Questo anche se il 2018 è stato l’anno record di consumi degli italiani fuori casa con 85 miliardi di euro spesi, eppure, il saldo tra nuove aperture e chiusure ha raddoppiato il saldo in negativo dal 2008 (anno di avvio della crisi economica) con circa -12.450 chiusure.
L’analisi delinea un anno buio per la ristorazione italiana e serve più consapevolezza da parte dei ristoratori su quanto la spesa per mangiare fuori casa sia distribuita su un numero sempre minore di locali e quanto molti ristoratori non siano stati in grado di leggere e interpretare i recenti cambiamenti economico-sociali e tecnologici o gli stravolgimenti nelle abitudini alimentari, soprattutto dei più giovani che cucinano sempre meno a casa e, quando esce, vanno spesso alla ricerca di nuovi sapori o di esperienze particolari, complice il proliferare di ristoranti che contaminano e mescolano le tradizioni di diverse aree del mondo e di locali che attorno al cibo, mediamente di alta qualità, hanno saputo costruire una forma di intrattenimento e di coinvolgimento del cliente per stupirlo e fidelizzarlo.
Aprire un ristorante, come ogni attività imprenditoriale, ha molto più a che fare con la capacità di trovare e trattenere nuovi clienti il più a lungo possibile che con la cucina del ristorante stesso.
Esempi famosi sono McDonald, Starbucks e, se ci pensiamo anche per la pizza, l’azienda più importante al mondo Pizza Hut, è in Michigan e propone la pizza con l’ananas. Ma caffè e pizza non sono forse tipici di Napoli? Allora le opportunità che abbiamo noi italiani nel mondo della ristorazione sono ben maggiori di quelle che stiamo cogliendo! Questo non significa che per aprire un ristorante si debba fare cibo schifoso purché si sappia acquisire clienti.
Come per ogni attività imprenditoriale, aprire un ristorante significa aprire un’azienda vera e propria con tutto quello che questo comporta. Noi italiani invece, quando ci buttiamo nella ristorazione siamo tentati di vedere il ristorante come un’estensione di casa nostra: marito in sala, alla cassa e a gestire gli acquisti, la moglie in cucina e i figli in sala a servire.
La convinzione erronea che “Basta aprire, cucinare bene, fare prezzi onesti e la gente verrà” è probabilmente la causa di fallimento principale, sia per i ristoranti già aperti che quelli di coloro che ne vorranno aprire uno.
Cominciamo da questa puntata, a vedere insieme, come scappare da convinzioni erronee e aprire un ristorante di successo.
Il neo ristoratore esattamente come il ristoratore già attivo, non dovrebbe pensare solo a quale bancone acquistare, se è meglio avere la birra artigianale o quella industriale, quale forno per la pizza sia meglio e così via.
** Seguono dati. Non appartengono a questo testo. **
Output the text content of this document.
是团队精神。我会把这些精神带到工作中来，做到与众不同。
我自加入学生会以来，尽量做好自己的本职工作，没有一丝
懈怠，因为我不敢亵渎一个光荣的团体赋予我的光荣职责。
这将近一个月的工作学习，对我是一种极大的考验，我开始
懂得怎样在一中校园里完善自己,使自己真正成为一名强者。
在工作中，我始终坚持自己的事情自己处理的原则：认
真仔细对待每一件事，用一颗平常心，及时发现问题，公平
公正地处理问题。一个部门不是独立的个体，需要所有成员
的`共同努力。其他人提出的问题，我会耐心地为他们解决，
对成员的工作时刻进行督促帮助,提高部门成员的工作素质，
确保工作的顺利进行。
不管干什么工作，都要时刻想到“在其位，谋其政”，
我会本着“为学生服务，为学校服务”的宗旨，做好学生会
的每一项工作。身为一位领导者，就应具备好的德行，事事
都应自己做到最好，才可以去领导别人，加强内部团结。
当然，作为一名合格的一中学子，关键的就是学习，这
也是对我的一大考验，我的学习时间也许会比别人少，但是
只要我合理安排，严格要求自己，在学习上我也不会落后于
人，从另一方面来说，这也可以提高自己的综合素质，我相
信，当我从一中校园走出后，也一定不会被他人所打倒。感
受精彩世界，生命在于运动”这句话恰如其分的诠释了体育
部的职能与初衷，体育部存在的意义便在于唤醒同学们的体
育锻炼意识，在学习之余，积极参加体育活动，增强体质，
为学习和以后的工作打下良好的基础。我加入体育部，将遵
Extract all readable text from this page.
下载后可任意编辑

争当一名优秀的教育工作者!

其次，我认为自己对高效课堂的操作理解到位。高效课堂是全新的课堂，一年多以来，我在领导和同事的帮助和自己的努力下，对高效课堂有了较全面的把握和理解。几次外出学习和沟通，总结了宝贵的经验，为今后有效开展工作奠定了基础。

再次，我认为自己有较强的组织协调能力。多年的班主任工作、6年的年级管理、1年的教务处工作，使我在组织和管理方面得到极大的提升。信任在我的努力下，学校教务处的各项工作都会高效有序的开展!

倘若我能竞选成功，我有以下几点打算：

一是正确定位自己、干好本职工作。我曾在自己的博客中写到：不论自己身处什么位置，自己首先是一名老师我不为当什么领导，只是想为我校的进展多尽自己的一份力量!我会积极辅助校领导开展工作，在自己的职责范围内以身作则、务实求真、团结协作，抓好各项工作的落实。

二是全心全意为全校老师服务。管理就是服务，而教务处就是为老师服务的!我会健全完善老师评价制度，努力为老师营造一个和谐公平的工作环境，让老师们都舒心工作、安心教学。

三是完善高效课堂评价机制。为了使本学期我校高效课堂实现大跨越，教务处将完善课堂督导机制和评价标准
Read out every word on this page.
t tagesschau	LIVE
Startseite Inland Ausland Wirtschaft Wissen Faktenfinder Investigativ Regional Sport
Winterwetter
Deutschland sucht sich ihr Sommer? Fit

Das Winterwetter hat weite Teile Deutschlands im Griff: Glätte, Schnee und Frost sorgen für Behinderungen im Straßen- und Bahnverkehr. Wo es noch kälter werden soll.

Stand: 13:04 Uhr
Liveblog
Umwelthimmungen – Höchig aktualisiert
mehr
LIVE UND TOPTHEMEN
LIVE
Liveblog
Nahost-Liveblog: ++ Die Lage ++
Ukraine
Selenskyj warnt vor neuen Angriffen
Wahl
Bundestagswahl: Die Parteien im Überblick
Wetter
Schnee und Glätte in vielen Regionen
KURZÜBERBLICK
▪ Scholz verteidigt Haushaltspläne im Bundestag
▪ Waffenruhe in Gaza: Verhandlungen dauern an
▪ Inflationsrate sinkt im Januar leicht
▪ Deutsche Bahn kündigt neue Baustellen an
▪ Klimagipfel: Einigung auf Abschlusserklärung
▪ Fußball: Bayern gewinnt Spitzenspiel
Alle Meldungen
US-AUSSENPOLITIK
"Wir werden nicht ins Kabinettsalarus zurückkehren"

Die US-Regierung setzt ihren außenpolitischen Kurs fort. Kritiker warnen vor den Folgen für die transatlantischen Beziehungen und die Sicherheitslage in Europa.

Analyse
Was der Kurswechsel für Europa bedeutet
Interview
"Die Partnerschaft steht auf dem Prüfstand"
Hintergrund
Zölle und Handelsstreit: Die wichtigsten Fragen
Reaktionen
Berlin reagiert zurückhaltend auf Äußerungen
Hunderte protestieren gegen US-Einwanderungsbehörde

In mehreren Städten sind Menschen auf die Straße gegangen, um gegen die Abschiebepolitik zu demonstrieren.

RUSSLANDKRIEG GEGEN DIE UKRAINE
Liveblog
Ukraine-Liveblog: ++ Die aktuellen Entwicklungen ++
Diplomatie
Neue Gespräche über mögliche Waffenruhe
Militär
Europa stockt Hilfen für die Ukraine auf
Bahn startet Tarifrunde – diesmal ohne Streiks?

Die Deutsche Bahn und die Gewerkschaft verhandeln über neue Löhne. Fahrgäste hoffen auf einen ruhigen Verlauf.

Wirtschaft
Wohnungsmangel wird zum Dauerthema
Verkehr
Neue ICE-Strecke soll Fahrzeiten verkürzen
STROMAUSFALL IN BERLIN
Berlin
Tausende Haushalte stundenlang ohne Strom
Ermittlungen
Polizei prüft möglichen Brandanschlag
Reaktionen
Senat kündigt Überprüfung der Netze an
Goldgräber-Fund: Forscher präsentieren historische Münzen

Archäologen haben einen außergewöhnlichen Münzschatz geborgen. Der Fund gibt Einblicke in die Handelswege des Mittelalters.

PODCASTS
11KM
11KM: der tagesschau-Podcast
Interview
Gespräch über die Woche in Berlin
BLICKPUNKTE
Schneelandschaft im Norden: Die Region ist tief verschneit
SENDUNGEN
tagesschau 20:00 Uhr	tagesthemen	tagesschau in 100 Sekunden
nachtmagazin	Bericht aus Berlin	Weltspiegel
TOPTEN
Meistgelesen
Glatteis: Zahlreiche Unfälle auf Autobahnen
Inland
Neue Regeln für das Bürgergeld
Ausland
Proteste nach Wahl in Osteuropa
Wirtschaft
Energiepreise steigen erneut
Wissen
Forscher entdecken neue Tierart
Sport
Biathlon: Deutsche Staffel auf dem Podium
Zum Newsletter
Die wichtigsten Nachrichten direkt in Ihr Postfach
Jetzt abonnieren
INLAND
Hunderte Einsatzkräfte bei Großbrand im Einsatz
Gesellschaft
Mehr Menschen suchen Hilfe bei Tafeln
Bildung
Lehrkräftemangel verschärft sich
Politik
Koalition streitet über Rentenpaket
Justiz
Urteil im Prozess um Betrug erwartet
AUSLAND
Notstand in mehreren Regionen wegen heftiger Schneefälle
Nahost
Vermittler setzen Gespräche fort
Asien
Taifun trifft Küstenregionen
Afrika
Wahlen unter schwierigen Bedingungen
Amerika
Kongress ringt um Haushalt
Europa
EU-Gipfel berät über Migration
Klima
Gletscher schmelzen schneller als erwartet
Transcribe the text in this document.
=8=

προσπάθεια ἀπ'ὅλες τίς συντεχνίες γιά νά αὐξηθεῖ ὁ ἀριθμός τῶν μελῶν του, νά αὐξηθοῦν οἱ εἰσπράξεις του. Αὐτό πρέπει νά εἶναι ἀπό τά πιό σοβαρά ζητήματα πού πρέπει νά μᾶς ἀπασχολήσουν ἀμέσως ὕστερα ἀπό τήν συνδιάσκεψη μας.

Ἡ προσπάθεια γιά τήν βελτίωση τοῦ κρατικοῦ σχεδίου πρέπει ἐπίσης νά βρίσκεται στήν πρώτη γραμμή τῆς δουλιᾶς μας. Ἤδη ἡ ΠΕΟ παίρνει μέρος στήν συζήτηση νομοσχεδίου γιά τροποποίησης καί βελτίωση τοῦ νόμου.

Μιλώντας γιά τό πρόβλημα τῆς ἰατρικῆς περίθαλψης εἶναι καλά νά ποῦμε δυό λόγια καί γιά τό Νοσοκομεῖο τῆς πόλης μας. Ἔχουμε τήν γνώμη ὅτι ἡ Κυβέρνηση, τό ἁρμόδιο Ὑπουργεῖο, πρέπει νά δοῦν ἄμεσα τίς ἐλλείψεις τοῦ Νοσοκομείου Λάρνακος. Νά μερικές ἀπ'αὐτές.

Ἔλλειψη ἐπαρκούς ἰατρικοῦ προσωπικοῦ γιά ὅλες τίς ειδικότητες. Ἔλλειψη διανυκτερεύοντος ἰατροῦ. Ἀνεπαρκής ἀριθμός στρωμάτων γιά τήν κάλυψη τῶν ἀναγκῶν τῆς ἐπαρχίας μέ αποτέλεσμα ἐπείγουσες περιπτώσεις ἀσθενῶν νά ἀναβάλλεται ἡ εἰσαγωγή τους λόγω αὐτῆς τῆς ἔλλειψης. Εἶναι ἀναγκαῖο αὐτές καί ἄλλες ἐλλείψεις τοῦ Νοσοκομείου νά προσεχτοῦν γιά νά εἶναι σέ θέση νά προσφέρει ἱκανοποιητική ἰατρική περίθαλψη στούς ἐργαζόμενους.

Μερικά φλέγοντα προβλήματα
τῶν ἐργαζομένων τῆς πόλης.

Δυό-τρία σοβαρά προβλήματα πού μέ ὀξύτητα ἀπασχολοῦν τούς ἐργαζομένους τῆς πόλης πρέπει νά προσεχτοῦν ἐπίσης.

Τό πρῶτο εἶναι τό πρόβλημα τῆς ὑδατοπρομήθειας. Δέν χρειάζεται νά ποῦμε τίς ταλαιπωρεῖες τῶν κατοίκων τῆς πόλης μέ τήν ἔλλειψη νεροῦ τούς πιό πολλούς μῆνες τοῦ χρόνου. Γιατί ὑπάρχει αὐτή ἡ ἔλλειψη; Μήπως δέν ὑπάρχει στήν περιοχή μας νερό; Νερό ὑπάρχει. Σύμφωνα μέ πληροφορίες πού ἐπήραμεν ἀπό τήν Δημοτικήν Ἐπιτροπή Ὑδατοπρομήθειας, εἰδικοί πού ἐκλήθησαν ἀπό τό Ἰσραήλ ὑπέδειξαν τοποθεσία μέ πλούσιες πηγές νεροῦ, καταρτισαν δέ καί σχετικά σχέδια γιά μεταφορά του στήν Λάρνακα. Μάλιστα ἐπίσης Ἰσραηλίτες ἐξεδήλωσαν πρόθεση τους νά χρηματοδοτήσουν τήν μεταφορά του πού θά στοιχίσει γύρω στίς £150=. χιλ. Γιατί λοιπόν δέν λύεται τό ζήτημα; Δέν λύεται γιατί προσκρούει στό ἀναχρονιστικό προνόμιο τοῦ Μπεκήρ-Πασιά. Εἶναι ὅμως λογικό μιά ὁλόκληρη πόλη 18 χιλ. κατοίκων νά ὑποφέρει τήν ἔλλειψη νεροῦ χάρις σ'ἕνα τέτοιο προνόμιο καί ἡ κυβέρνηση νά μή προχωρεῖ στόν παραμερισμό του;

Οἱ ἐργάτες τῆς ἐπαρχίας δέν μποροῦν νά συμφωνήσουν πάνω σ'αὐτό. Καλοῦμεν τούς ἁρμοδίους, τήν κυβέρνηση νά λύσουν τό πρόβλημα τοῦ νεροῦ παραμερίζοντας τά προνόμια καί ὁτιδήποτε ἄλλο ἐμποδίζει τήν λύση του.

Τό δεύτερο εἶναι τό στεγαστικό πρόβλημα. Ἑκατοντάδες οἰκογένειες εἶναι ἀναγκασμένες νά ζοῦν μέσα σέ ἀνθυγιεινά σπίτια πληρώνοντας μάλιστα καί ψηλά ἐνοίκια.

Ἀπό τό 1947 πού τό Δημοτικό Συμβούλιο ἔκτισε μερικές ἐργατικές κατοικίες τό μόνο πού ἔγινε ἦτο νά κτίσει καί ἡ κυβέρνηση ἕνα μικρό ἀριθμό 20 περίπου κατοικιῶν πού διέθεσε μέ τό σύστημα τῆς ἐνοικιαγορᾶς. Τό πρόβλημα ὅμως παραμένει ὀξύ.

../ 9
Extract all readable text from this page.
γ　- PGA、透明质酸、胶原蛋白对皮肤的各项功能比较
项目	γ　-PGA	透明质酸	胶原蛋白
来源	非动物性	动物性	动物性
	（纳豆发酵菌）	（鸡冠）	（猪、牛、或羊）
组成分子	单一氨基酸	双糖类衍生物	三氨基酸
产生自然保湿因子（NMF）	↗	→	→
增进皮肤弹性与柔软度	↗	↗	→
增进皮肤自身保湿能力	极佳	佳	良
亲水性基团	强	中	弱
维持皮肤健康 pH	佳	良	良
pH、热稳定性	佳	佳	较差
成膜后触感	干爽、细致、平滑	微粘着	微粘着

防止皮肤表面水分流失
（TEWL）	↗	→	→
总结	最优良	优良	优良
Quindi dove trovare i fornitori, o quali sono gli adempimenti di legge da assolvere… È ovvio lì può scegliere Costruire Centro Studi e Formazione e non sbagliare! 
Ma prima ancora di pensare a tutto questo, deve ragionare sul come acquisire clienti per la sua azienda! Questo significa che il ristoratore deve essere un imprenditore focalizzato sul marketing, cioè sul saper mettere persone a sedere sulle sedie del suo locale.
Persone che verranno servite da altre persone chiamate camerieri e che riceveranno del cibo cucinato da cuochi e aiuto cuochi.
Una visione normale se stessimo parlando di imprenditori che vogliono operare nel mondo della ristorazione. Una visione assurda, quasi blasfema per chi vede l’investire tutti i risparmi di famiglia e dei genitori nell’aprire un ristorante, come alternativa alla disoccupazione e nella modalità “estensione della cucina di casa mia”.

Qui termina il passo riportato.